The pursuers maintained that the defender disclosed “no legal basis” upon which she was entitled to retain the sums paid and no legal basis on which it would be inequitable to repay at least half of the sums contributed by the deceased.

However, the defender maintained that the claim for unjustified enrichment was “irrelevant”, on the basis that there had been available to the deceased a remedy under section 28 of the Family Law (Scotland) Act 2006, thus excluding any equitable remedy.

Counsel for the defender submitted that in section 28(8) of the 2006 Act, Parliament had provided a time limit to be strictly adhered to, meaning a remedy had been available but it was not used in time, which was “fatal” to the claim.

It was also argued that it was established in case law that recompense was available only where no other remedy was provided by statute or the common law and that failure to act timeously did not open up the possibility of an equitable remedy.

Counsel for the pursuers’ submissions proceeded on an acceptance that the principle of “subsidiarity” would apply unless the court accepted that the deceased had not had an alternative remedy because he did not know of the implications of section 28 of the 2006 Act or found special circumstances to allow the action to proceed notwithstanding that section 28 had provided the deceased with a remedy.

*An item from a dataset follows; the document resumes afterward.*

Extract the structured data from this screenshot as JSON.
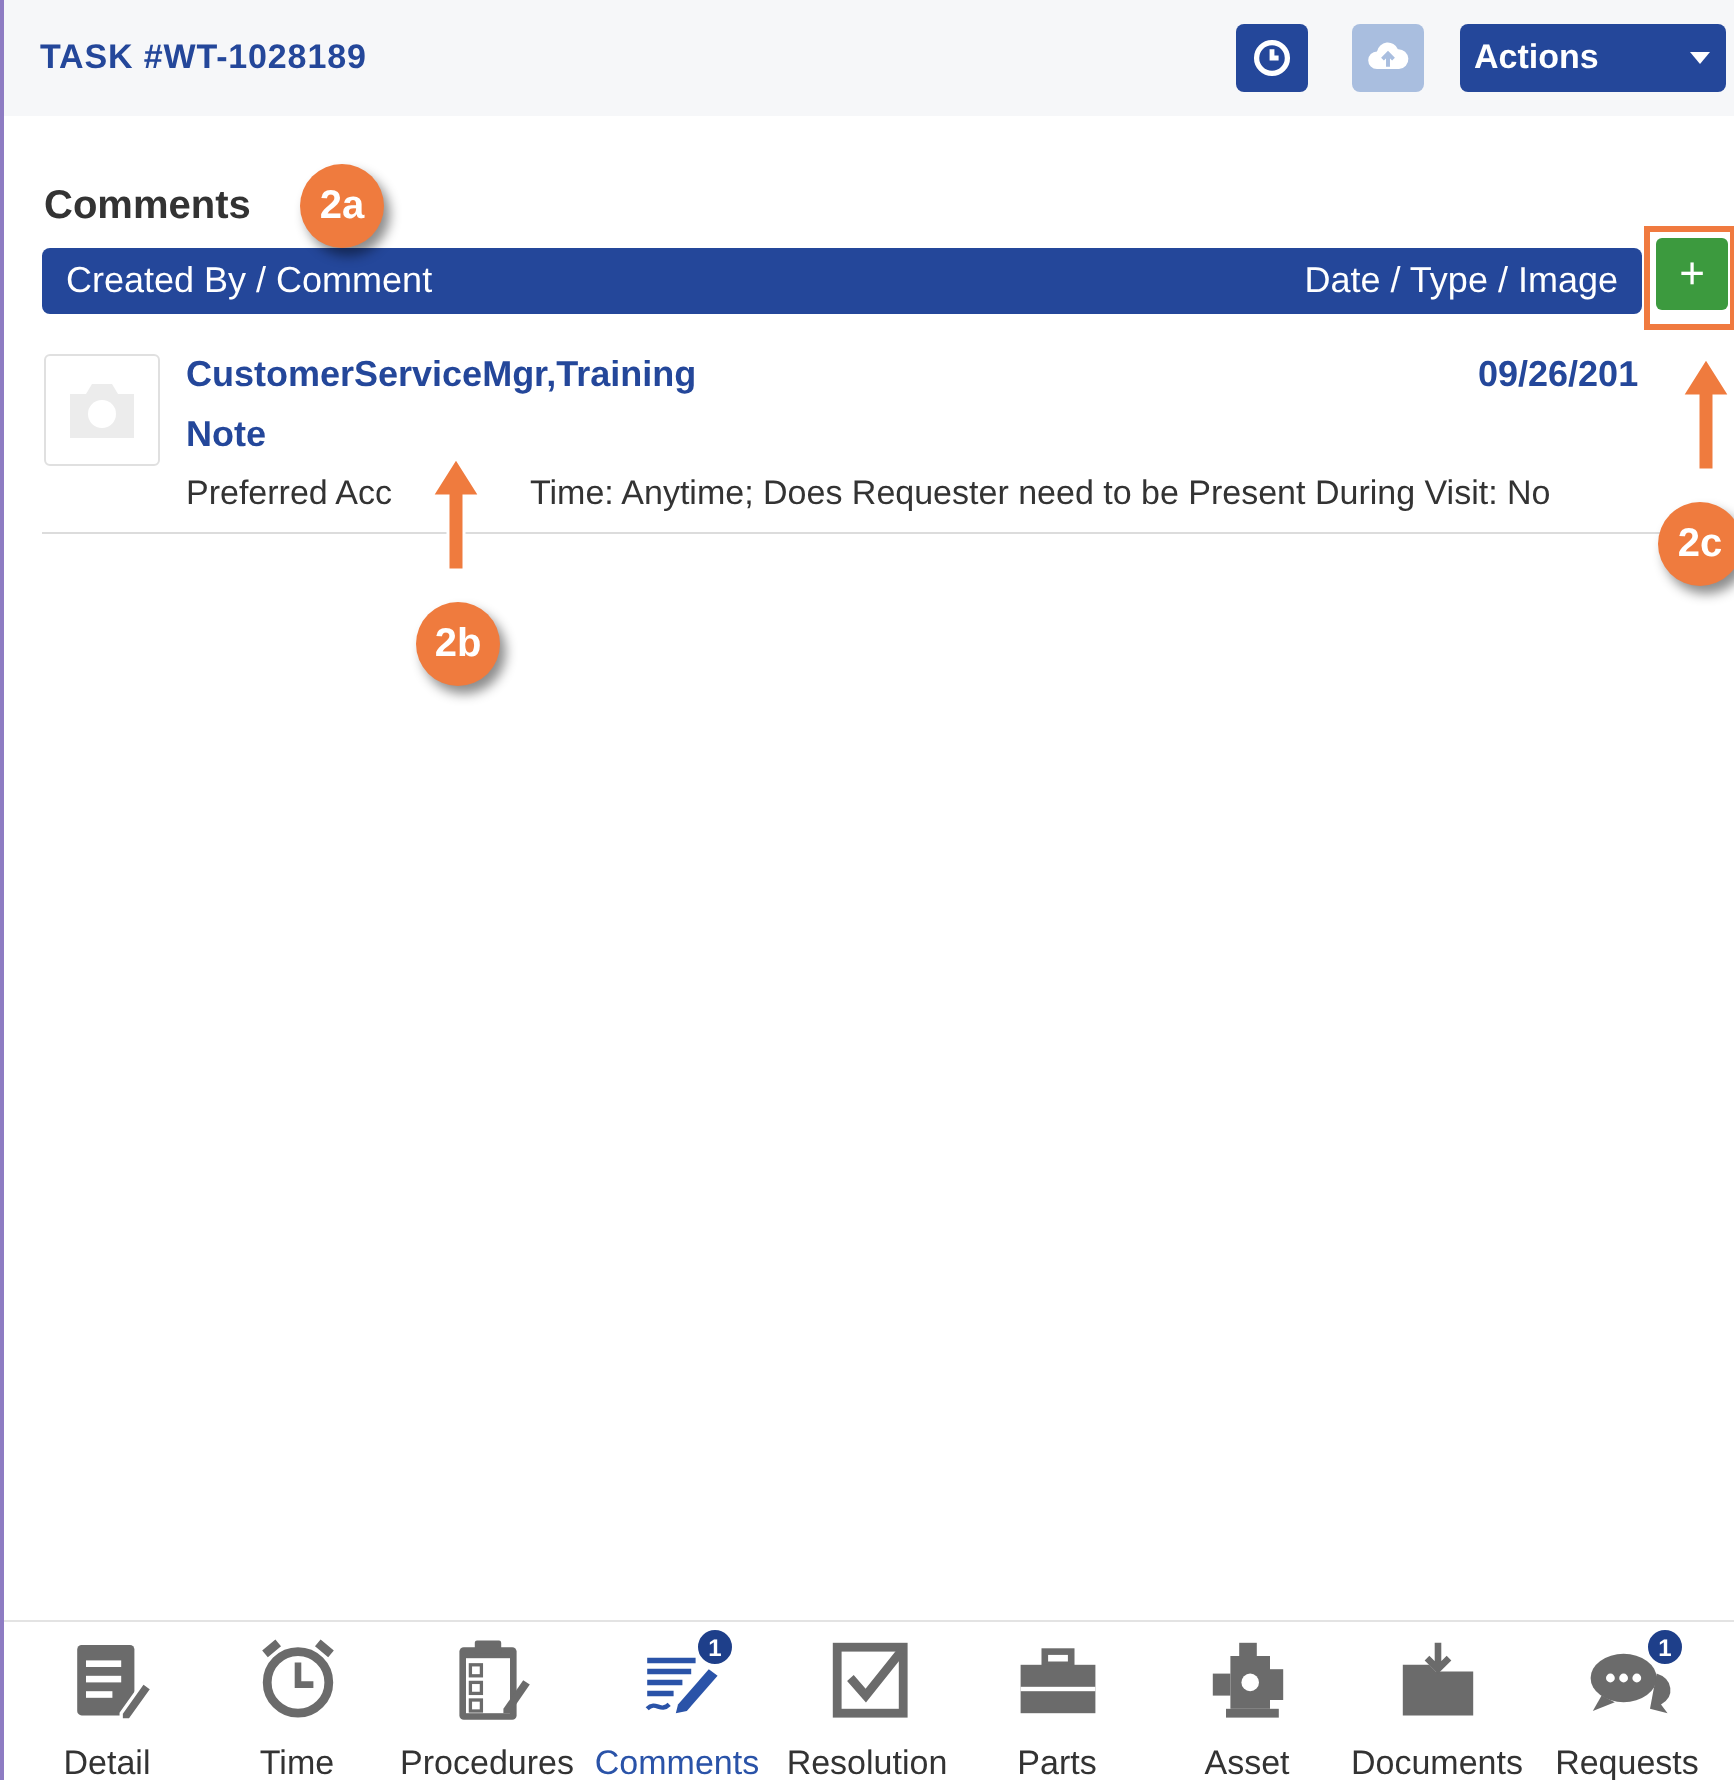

It was argued that the purpose of section 28 of the 2006 Act was to introduce “fairness” between cohabitants and it would not serve that purpose if an action based on unjustified enrichment was thereby excluded.

The payments of at least £100,000 were “substantial” and had benefited the defender where they were “not intended as a gift”, and it would be a “breach of natural justice” and “inequitable” if the pursuers did not have redress.

This was not a situation where the deceased had failed to exhaust his remedies, as he “lost the opportunity to make a claim before he knew of his rights under statute”.

The deceased had not sought advice immediately following his leaving the home in 2013 as the defender’s son was ill and later died, and by the time he sought legal advice in August 2014, the statutory remedy was “no longer available” to him.

However, the judge observed that while it was is true, as counsel for the pursuers noted, that the 2006 Act did not explicitly exclude an action based on unjustified enrichment being raised after the period specified in section 28(8), he was not persuaded that it followed that an equitable remedy would always remain open following the expiry of the 12-month period.

In a written opinion, Lord Beckett said: “Parliament did not provide for any relaxation of the time limit and plainly intended that any action under the Act would be raised quickly.

“Whilst one can understand the deceased’s reluctance to make demands of the defender when her son was ill, his benevolent motivation need not have prevented him from taking legal advice if he felt that he was entitled to payments from her. The remaining factors are likely to be present in many cases where the time limit has not been complied with and I am not persuaded that even viewed in combination they can be regarded as special and strong circumstances.

“Accordingly, on the basis that the deceased had a remedy under the 2006 Act which he failed to pursue, and not being satisfied that there are special and strong circumstances, I conclude that the pursuers have not pled a case which entitles them to the remedy they seek and sustain the plea to the relevancy in so far as based on subsidiarity and for this reason dismiss the action.”